Le Moyen Age : Elément de civilisation La Littérature |
La légende de Tristan et d'Iseut passa de Bretagne en France au milieu du XIIe siècle. Elle inspira ce conte « d'amour et de mort » écrit par Thomas d'Angleterre. On connaît l'histoire : Tristan est allé chercher en Irlande la fiancée de son oncle, le roi Marc. Sur le navire qui conduit Tristan et Iseut en Cornouailles, ils boivent par erreur un « vin herbé », philtre destiné aux futurs époux, Marc et Iseut, qui devait leur assurer un amour éternel. Voilà Tristan et Iseut liés à jamais l'un à l'autre. Cet attachement se révèle, au cours du roman, plus fort que les lois humaines, plus fort même que les lois divines. La vie a séparé les amants, mais la mort les réunit.

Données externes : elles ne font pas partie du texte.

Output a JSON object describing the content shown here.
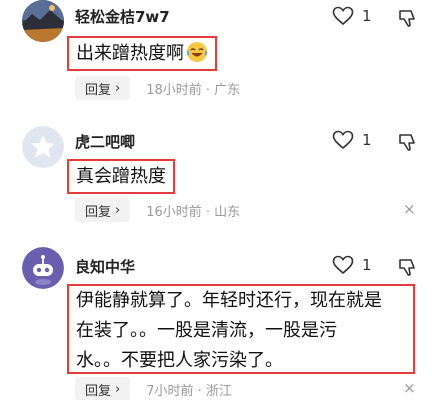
{
  "comments": [
    {
      "username": "轻松金桔7w7",
      "text": "出来蹭热度啊",
      "emoji": "crying-laughing-face-icon",
      "likes": "1",
      "reply_label": "回复",
      "reply_arrow": "›",
      "time_location": "18小时前 · 广东",
      "avatar": "landscape-photo-avatar"
    },
    {
      "username": "虎二吧唧",
      "text": "真会蹭热度",
      "likes": "1",
      "reply_label": "回复",
      "reply_arrow": "›",
      "time_location": "16小时前 · 山东",
      "close_symbol": "×",
      "avatar": "default-star-avatar"
    },
    {
      "username": "良知中华",
      "text_lines": [
        "伊能静就算了。年轻时还行，现在就是",
        "在装了。。一股是清流，一股是污",
        "水。。不要把人家污染了。"
      ],
      "likes": "1",
      "reply_label": "回复",
      "reply_arrow": "›",
      "time_location": "7小时前 · 浙江",
      "close_symbol": "×",
      "avatar": "purple-robot-avatar"
    }
  ],
  "colors": {
    "highlight_border": "#e33c3c",
    "meta_text": "#9a9a9a",
    "reply_bg": "#f2f2f2"
  }
}
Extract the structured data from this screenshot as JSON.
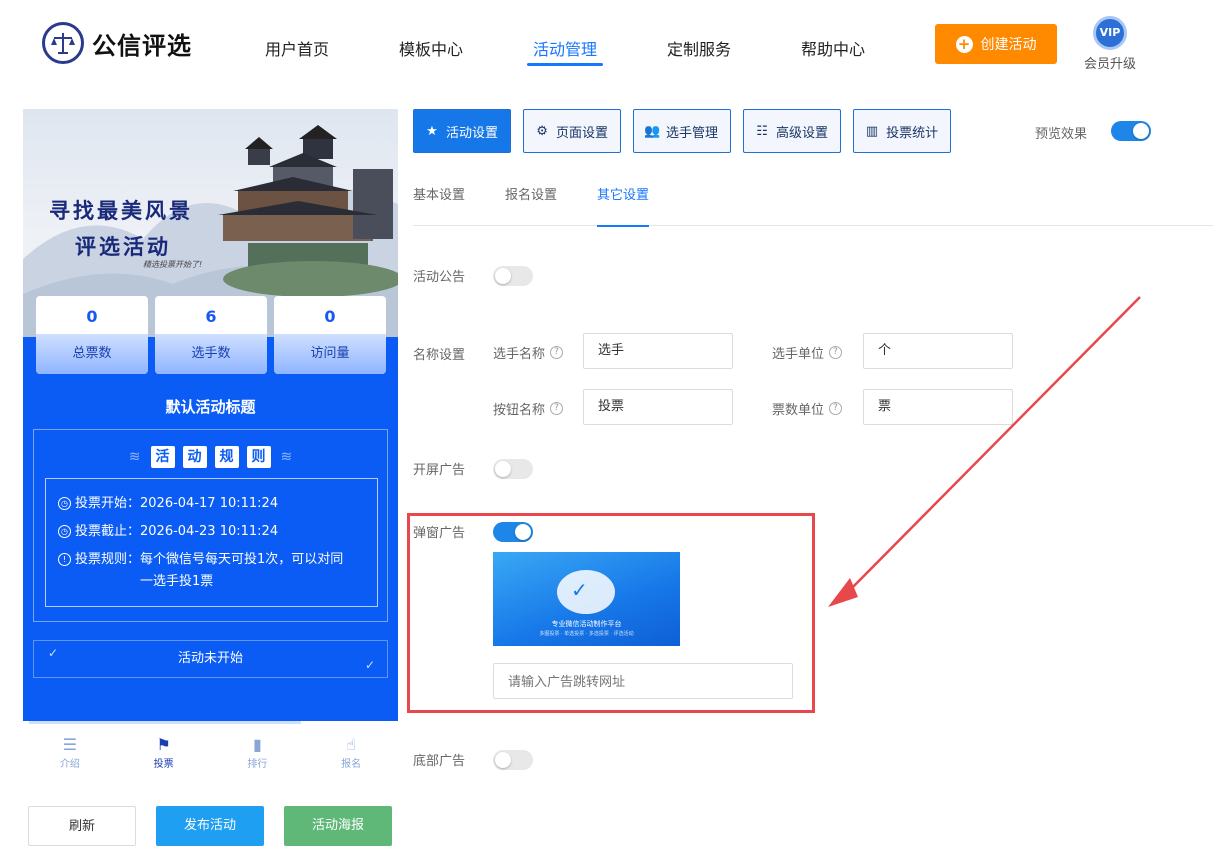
{
  "header": {
    "brand": "公信评选",
    "nav": [
      {
        "label": "用户首页",
        "active": false
      },
      {
        "label": "模板中心",
        "active": false
      },
      {
        "label": "活动管理",
        "active": true
      },
      {
        "label": "定制服务",
        "active": false
      },
      {
        "label": "帮助中心",
        "active": false
      }
    ],
    "create_button": "创建活动",
    "vip_badge": "VIP",
    "vip_label": "会员升级"
  },
  "preview": {
    "hero_title_1": "寻找最美风景",
    "hero_title_2": "评选活动",
    "hero_sub": "精选投票开始了!",
    "stats": [
      {
        "value": "0",
        "label": "总票数"
      },
      {
        "value": "6",
        "label": "选手数"
      },
      {
        "value": "0",
        "label": "访问量"
      }
    ],
    "activity_title": "默认活动标题",
    "rules_chars": [
      "活",
      "动",
      "规",
      "则"
    ],
    "rules": [
      {
        "label": "投票开始：",
        "value": "2026-04-17 10:11:24"
      },
      {
        "label": "投票截止：",
        "value": "2026-04-23 10:11:24"
      },
      {
        "label": "投票规则：",
        "value": "每个微信号每天可投1次，可以对同一选手投1票"
      }
    ],
    "status": "活动未开始",
    "tabbar": [
      {
        "label": "介绍",
        "icon": "list-icon"
      },
      {
        "label": "投票",
        "icon": "flag-icon"
      },
      {
        "label": "排行",
        "icon": "bar-chart-icon"
      },
      {
        "label": "报名",
        "icon": "hand-pointer-icon"
      }
    ]
  },
  "actions": {
    "refresh": "刷新",
    "publish": "发布活动",
    "poster": "活动海报"
  },
  "settings": {
    "main_tabs": [
      {
        "label": "活动设置",
        "icon": "star-icon",
        "active": true
      },
      {
        "label": "页面设置",
        "icon": "gear-icon",
        "active": false
      },
      {
        "label": "选手管理",
        "icon": "users-icon",
        "active": false
      },
      {
        "label": "高级设置",
        "icon": "sliders-icon",
        "active": false
      },
      {
        "label": "投票统计",
        "icon": "stats-icon",
        "active": false
      }
    ],
    "preview_label": "预览效果",
    "preview_on": true,
    "sub_tabs": [
      {
        "label": "基本设置",
        "active": false
      },
      {
        "label": "报名设置",
        "active": false
      },
      {
        "label": "其它设置",
        "active": true
      }
    ],
    "announcement_label": "活动公告",
    "announcement_on": false,
    "name_label": "名称设置",
    "player_name_label": "选手名称",
    "player_name_value": "选手",
    "player_unit_label": "选手单位",
    "player_unit_value": "个",
    "button_name_label": "按钮名称",
    "button_name_value": "投票",
    "vote_unit_label": "票数单位",
    "vote_unit_value": "票",
    "splash_ad_label": "开屏广告",
    "splash_ad_on": false,
    "popup_ad_label": "弹窗广告",
    "popup_ad_on": true,
    "popup_banner_text": "专业微信活动制作平台",
    "popup_banner_sub": "多图投票 · 单选投票 · 多选投票 · 评选活动",
    "popup_url_placeholder": "请输入广告跳转网址",
    "bottom_ad_label": "底部广告",
    "bottom_ad_on": false
  },
  "colors": {
    "primary": "#1677ff",
    "orange": "#ff8a00",
    "preview_blue": "#0a5cf5",
    "highlight_red": "#e8474c"
  }
}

Voici la page la plus célèbre et la plus touchante du roman : Blessé par une arme empoisonnée, Tristan ne veut pas mourir sans revoir Iseut la Blonde. Son beau-frère Kaherdin ira chercher la reine : s'il la ramène, la voile sera blanche ; sinon, elle sera noire. Bravant toutes les conventions humaines, Iseut la Blonde n'hésite pas un instant à suivre le messager. Iseut approche de la terre, mais une violente tempête le retient au large… La tempête s'apaise enfin. On hisse la voile blanche, car c'est le dernier jour fixé par Tristan. Hélas ! il ne verra pas lui-même cette voile : son mal l'immobilise au palais. Pour comble d'infortune, les éléments s'acharnent à les séparer : en mer, c'est maintenant le calme plat, et le navire ne peut approcher du rivage, au grand désespoir d'Iseut.
« Souvent Iseut se plaint de son malheur : ils désirent aborder au rivage, mais ne peuvent l'atteindre. Tristan en est dolent et las. Souvent il se plaint, souvent il soupire pour Iseut que tant il désire : ses yeux pleurent, son corps se tord ; peu s'en faut qu'il ne meure de désir.

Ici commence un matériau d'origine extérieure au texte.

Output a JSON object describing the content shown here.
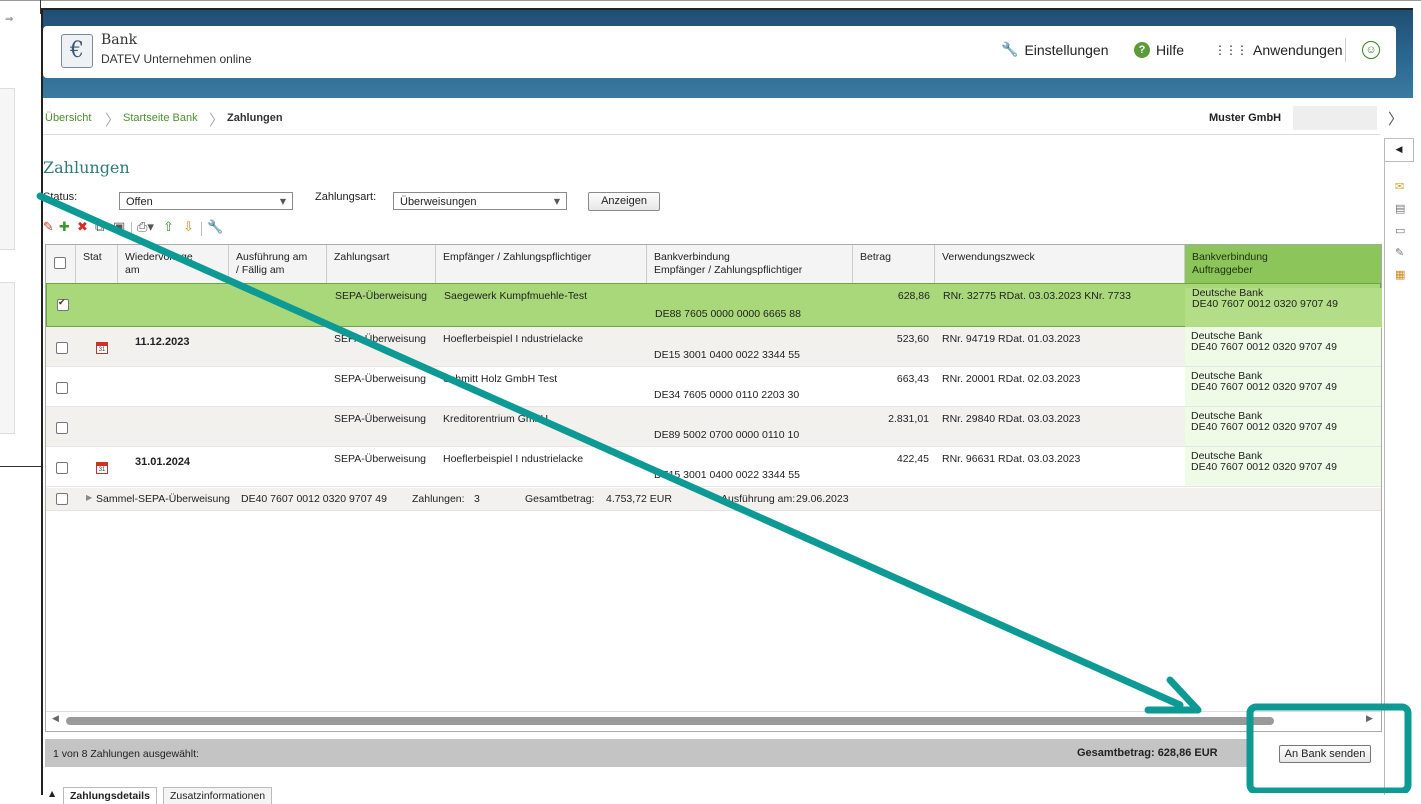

En cette angoisse, en cet ennui, Iseut, sa femme, vient à lui, méditant une ruse perfide. Elle dit : « Ami, voici Kaherdin. J'ai vu sa nef, sur la mer, cingler à grand'peine. Néanmoins, je l'ai si bien vue que je l'ai reconnue. Dieu donne qu'il apporte une nouvelle à vous réconforter le cœur ! » Tristan tressaille à cette nouvelle. Il dit à Iseut : « Belle amie, êtes-vous sûre que c'est la nef ? Dites-moi donc comment est la voile ? » Iseut répond : « J'en suis sûre. Sachez que la voile est toute noire. Ils l'ont levée très haut, car le vent leur fait défaut. »

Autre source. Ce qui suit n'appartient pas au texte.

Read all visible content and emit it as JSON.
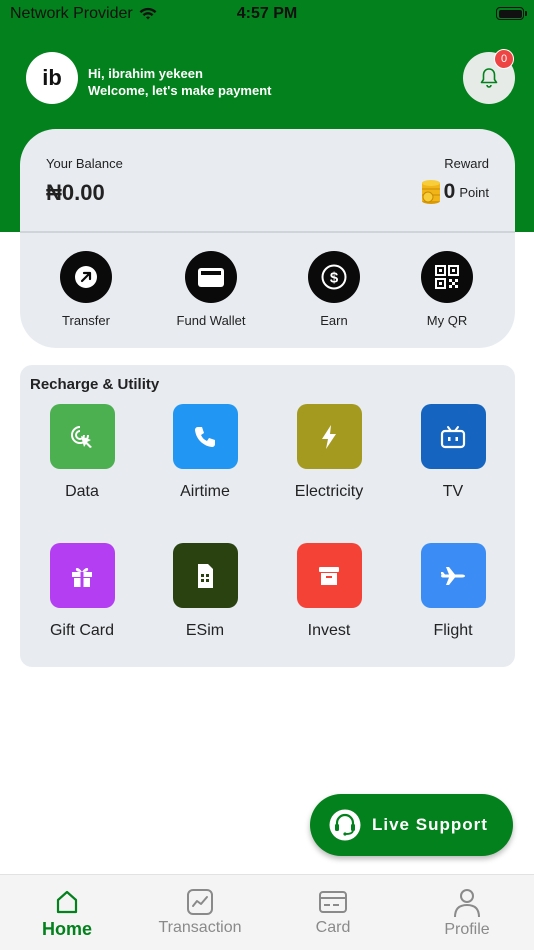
{
  "status_bar": {
    "provider": "Network Provider",
    "time": "4:57 PM"
  },
  "header": {
    "avatar_initials": "ib",
    "greeting": "Hi, ibrahim yekeen",
    "subtitle": "Welcome, let's make payment",
    "notification_count": "0"
  },
  "balance": {
    "label": "Your Balance",
    "value": "₦0.00",
    "reward_label": "Reward",
    "reward_points": "0",
    "reward_unit": "Point"
  },
  "quick_actions": [
    {
      "label": "Transfer",
      "icon": "arrow-up-right-icon"
    },
    {
      "label": "Fund Wallet",
      "icon": "wallet-icon"
    },
    {
      "label": "Earn",
      "icon": "dollar-icon"
    },
    {
      "label": "My QR",
      "icon": "qr-code-icon"
    }
  ],
  "recharge": {
    "title": "Recharge & Utility",
    "items": [
      {
        "label": "Data",
        "icon": "data-cursor-icon",
        "color": "#4caf50"
      },
      {
        "label": "Airtime",
        "icon": "phone-icon",
        "color": "#2196f3"
      },
      {
        "label": "Electricity",
        "icon": "bolt-icon",
        "color": "#a49a1f"
      },
      {
        "label": "TV",
        "icon": "tv-icon",
        "color": "#1565c0"
      },
      {
        "label": "Gift Card",
        "icon": "gift-icon",
        "color": "#b43ef2"
      },
      {
        "label": "ESim",
        "icon": "sim-card-icon",
        "color": "#2a4210"
      },
      {
        "label": "Invest",
        "icon": "archive-icon",
        "color": "#f44336"
      },
      {
        "label": "Flight",
        "icon": "airplane-icon",
        "color": "#3b8cf4"
      }
    ]
  },
  "live_support": {
    "label": "Live Support"
  },
  "nav": [
    {
      "label": "Home",
      "icon": "home-icon",
      "active": true
    },
    {
      "label": "Transaction",
      "icon": "chart-icon",
      "active": false
    },
    {
      "label": "Card",
      "icon": "card-icon",
      "active": false
    },
    {
      "label": "Profile",
      "icon": "user-icon",
      "active": false
    }
  ],
  "colors": {
    "primary_green": "#03811c",
    "card_bg": "#e8ecf1",
    "badge_red": "#ef4444"
  }
}
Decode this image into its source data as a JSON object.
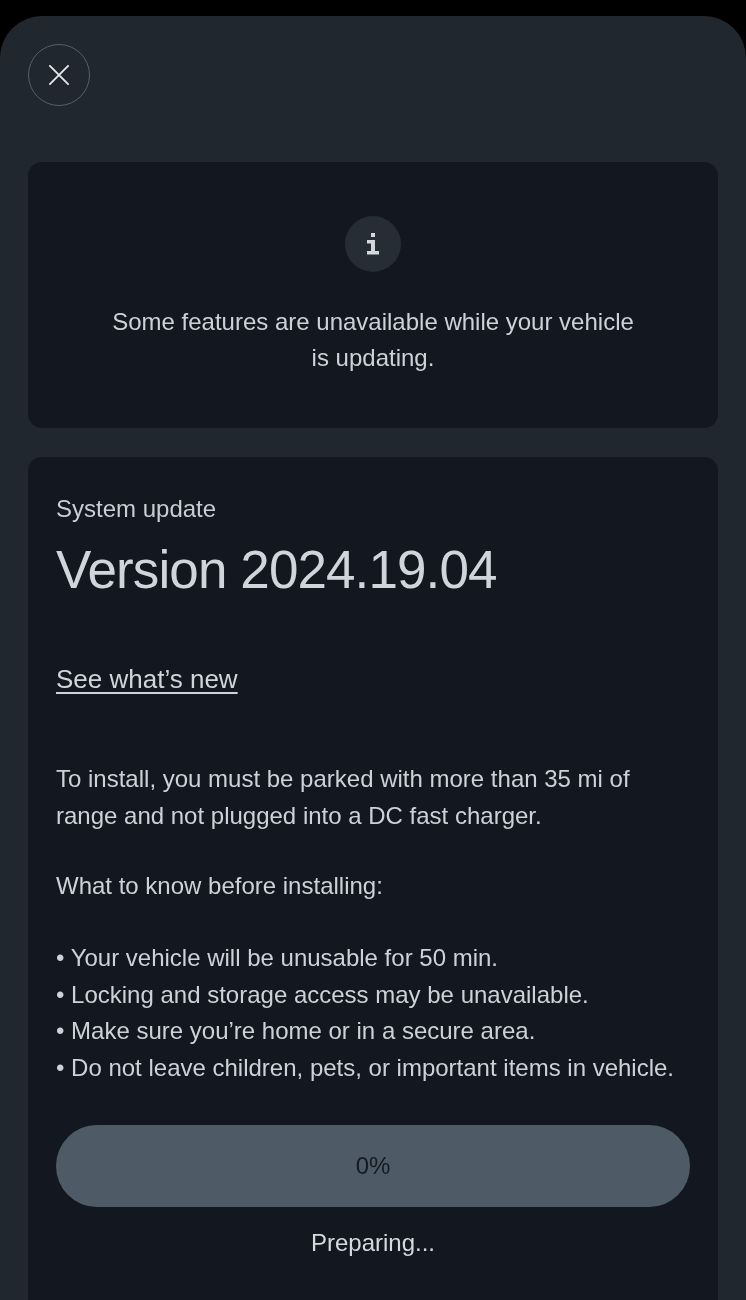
{
  "notice": {
    "message": "Some features are unavailable while your vehicle is updating."
  },
  "update": {
    "label": "System update",
    "version": "Version 2024.19.04",
    "link": "See what’s new",
    "requirement": "To install, you must be parked with more than 35 mi of range and not plugged into a DC fast charger.",
    "checklist_title": "What to know before installing:",
    "checklist": [
      "• Your vehicle will be unusable for 50 min.",
      "• Locking and storage access may be unavailable.",
      "• Make sure you’re home or in a secure area.",
      "• Do not leave children, pets, or important items in vehicle."
    ],
    "progress": {
      "level": 0,
      "reading": "0%"
    },
    "status": "Preparing..."
  }
}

Tristan en a si grande douleur que jamais il n'en eut et n'en aura de plus grande. Il se tourne vers la muraille et dit : « Dieu sauve Iseut et moi ! Puisqu'à moi vous ne voulez venir, par amour pour vous il me faut mourir. Je ne puis plus retenir ma vie ! C'est pour vous que je meurs, Iseut, belle amie. Vous n'avez pas pitié de ma langueur, mais de ma mort vous aurez douleur. Ce m'est, amie, grand réconfort de savoir que vous aurez pitié de ma mort. » « Amie Iseut ! » dit-il trois fois. A la quatrième il rend l'esprit. Alors pleurent, par la maison, les chevaliers, les compagnons : leur cri est haut, leur plainte est grande. Chevaliers et serviteurs sortent ; ils portent le corps hors de son lit, puis le couchent sur du velours et le couvrent d'un drap brodé. Le vent s'est levé sur la mer et frappe la voile en plein milieu : il pousse la nef vers la terre. Iseut est sortie de la nef ; elle entend les grandes plaintes dans la rue, les cloches des moutiers, des chapelles. Elle demande aux hommes les nouvelles: pourquoi sonner, pourquoi ces pleurs ? Alors un ancien lui dit : « Belle dame, que Dieu m'aide, nous avons ici grande douleur : nul n'en connut de plus grande. Tristan le preux, le franc, est mort : c'était le soutien de ceux du royaume. Il était généreux pour les pauvres et secourable aux affligés. D'une plaie qu'il avait au corps, en son lit il vient de mourir. Jamais si grand malheur n'advint à notre pauvre peuple !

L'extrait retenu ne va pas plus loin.